We are conducting the autopsy of our General Election 2017 model. Last time we looked at our individual predictions for each party. The issue with those is that we have little say over the location of these predictions. For example, if the bookies believe a party will make X seats, then our model will to, even if polling says they will make significantly fewer or more.
This time, we are looking at an element of our model that is definitely in our court - the chances of parties winning individual seats. Specifically, we will be looking at how we convert bookies' odds into probabilities.
In most of our other odds-related models, we simply invert our odds, then adjust so they add up to a combined probability of 100%. However, in the build-up to the 2015 election we found that this method led to smaller parties being predicted to take significantly more seats than anyone realistically thought. To combat this, we applied a parameter Φ (phi) which strengthened the chances of the seat favourite winning. How this is applied is explained here. We used a value of 1.8 for Φ in 2015, which we kept for this election.
This has quite a dramatic effect - for example, predicted to have an 85% chance of winning with no Φ will move up to around 97% when Φ is applied., meaning they are about five times less likely to lose.
We will now look to see whether Φ is skewing our results too far in the other direction.
Individual seat probabilities
The best way to see how effectively our model predicted the individual chances of a party winning a seat is to compare them to the results of the election. We look at our predicted probabilities for first-, second- and third-favourites for each seat (making 1950 party-seat combinations).
We then group each party-seat probability into 5% bands, with separate groups for the absolutes of 100% and 0%. So for example, DUP in Belfast South was given an 81% chance of winning, so they go into the 80-85% band.
We then simply count how many party-seat combinations in each band actually resulted in a win. This should be roughly equal to the percentages each band represents. For example, we would expect roughly 12.5% of those in the 10-15% band to win.
Plotting the results, we get the following graph, where the black line represents our bands, and the red line represents the line we are aiming for:
What we can draw from this is that in quite a few marginal seats, the bookmakers called the wrong party to be favourite. There's not much we can do about this, but the fact that all bands above 50% are below the red line and all bands below 50% are above the line suggests that we have generally overestimated seat favourites, indicating that our value of Φ is too high.
We can alter Φ to change our party-seat probabilities, and see how this affects the graph. Looking at values of Φ between 1.0 and 1.8, the resulting graphs can be seen in the slideshow below. Use the arrow icons to switch between graphs.
With this in mind, the two values of Φ that are the closest to the red line are 1.1 and 1.2 - both significantly lower than the 1.8 we have been using. As a value of Φ of 1.0 is the same as not having Φ at all, and it suggests that our Φ value of 1.8 has actually made our results less accurate than not having the parameter at all.
We will not judge on which value is best just yet, as first we have a second way of measuring the predictions made by our Φ values.
The reason we introduced Φ in 2015 was that our model was giving predicted seat counts for smaller parties far higher than we'd otherwise expect. In particular, our expected seat counts for UKIP were around 30, compared to the predictions under 5 that were being made elsewhere.
If we adjust our Φ value we can see what our model would have predicted for each party's final expected seat count. These predictions are shown in the table below, with the closest to the actual result in green, the furthest in red.
In fact, the average error for each party with a value of Φ = 1.8 is 12.21, whilst for Φ = 1.0 it is 12.54 (with average errors following a generally linear pattern between the two Φ values).
By looking at a key parameter of our model, we find that it wildly changes the nature of its predictions.

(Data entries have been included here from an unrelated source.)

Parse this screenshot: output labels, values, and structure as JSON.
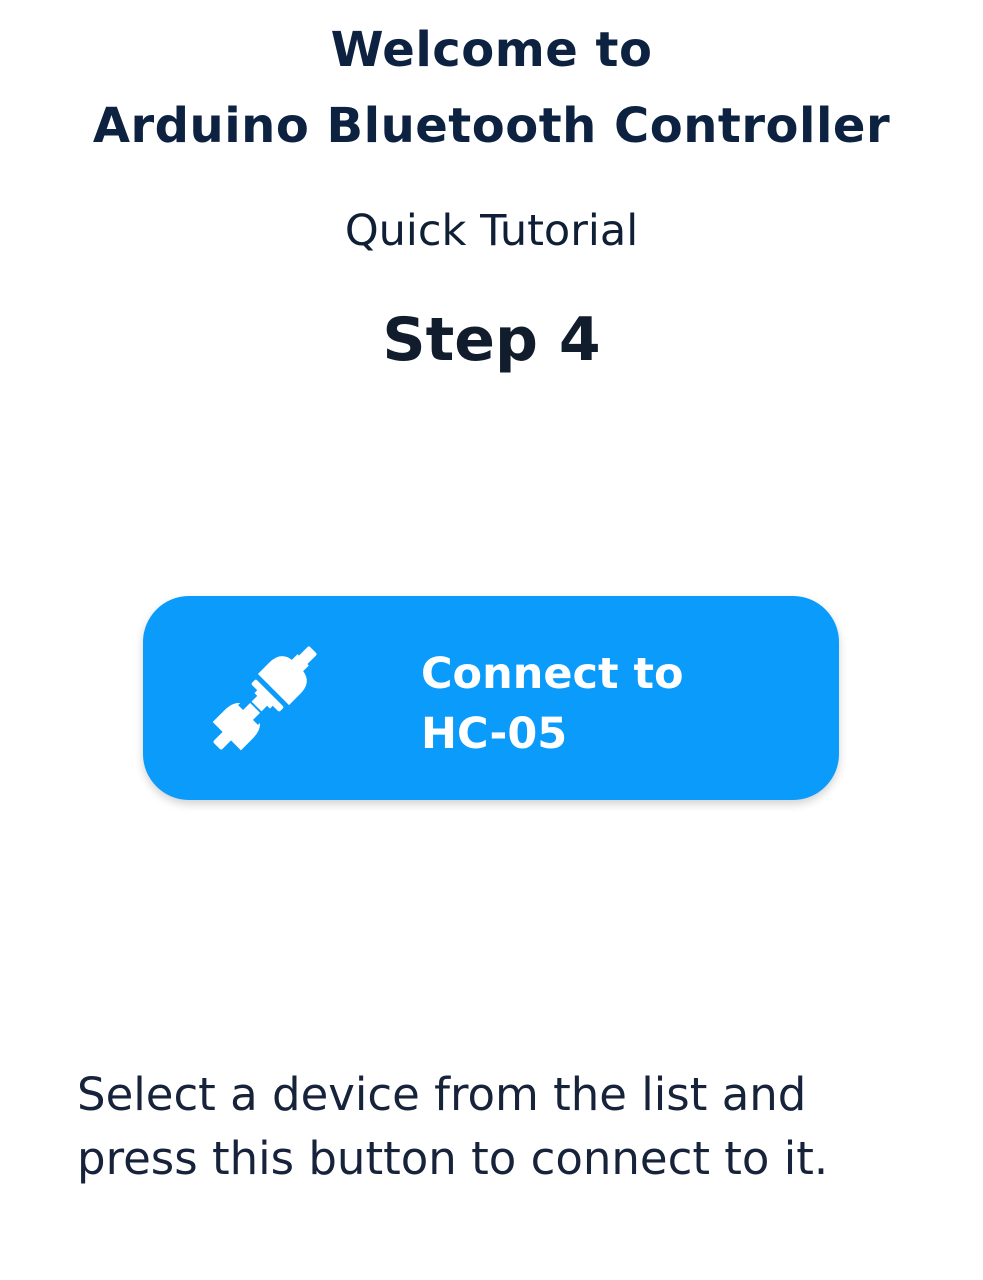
{
  "header": {
    "welcome_line1": "Welcome to",
    "welcome_line2": "Arduino Bluetooth Controller",
    "subtitle": "Quick Tutorial",
    "step": "Step 4"
  },
  "connect_button": {
    "icon": "plug-connect-icon",
    "label_line1": "Connect to",
    "label_line2": "HC-05",
    "color": "#0a9bfb"
  },
  "description": {
    "line1": "Select a device from the list and",
    "line2": "press this button to connect to it."
  },
  "colors": {
    "text": "#0d2240",
    "accent": "#0a9bfb",
    "background": "#ffffff"
  }
}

This parameter, Φ, boosts the chance of the favourite winning a given seat. However, by looking at the results as a whole, we find that it has done this too zealously. In fact, a Φ value of around 1.1-1.2 would have given better predictions. There was a kink in the results that was out of our control, namely that the bookmakers appeared to do a poor job of picking the favourite in marginal constituencies.
We also looked at how different values of Φ affect the model's total seat predictions for each party. Here the effect was less clear, as some parties became more accurately-predicted, and some had the opposite effect.
However, as a lower Φ value will also increase the likely range of seats for each party, the centre of each distribution potentially moving away from the correct result is not as big an issue. Therefore, it appears that a lower Φ value will significantly improve our predictions.
Therefore, we will work with a Φ of 1.1 if there is (as some have predicted) another election by the end of the year.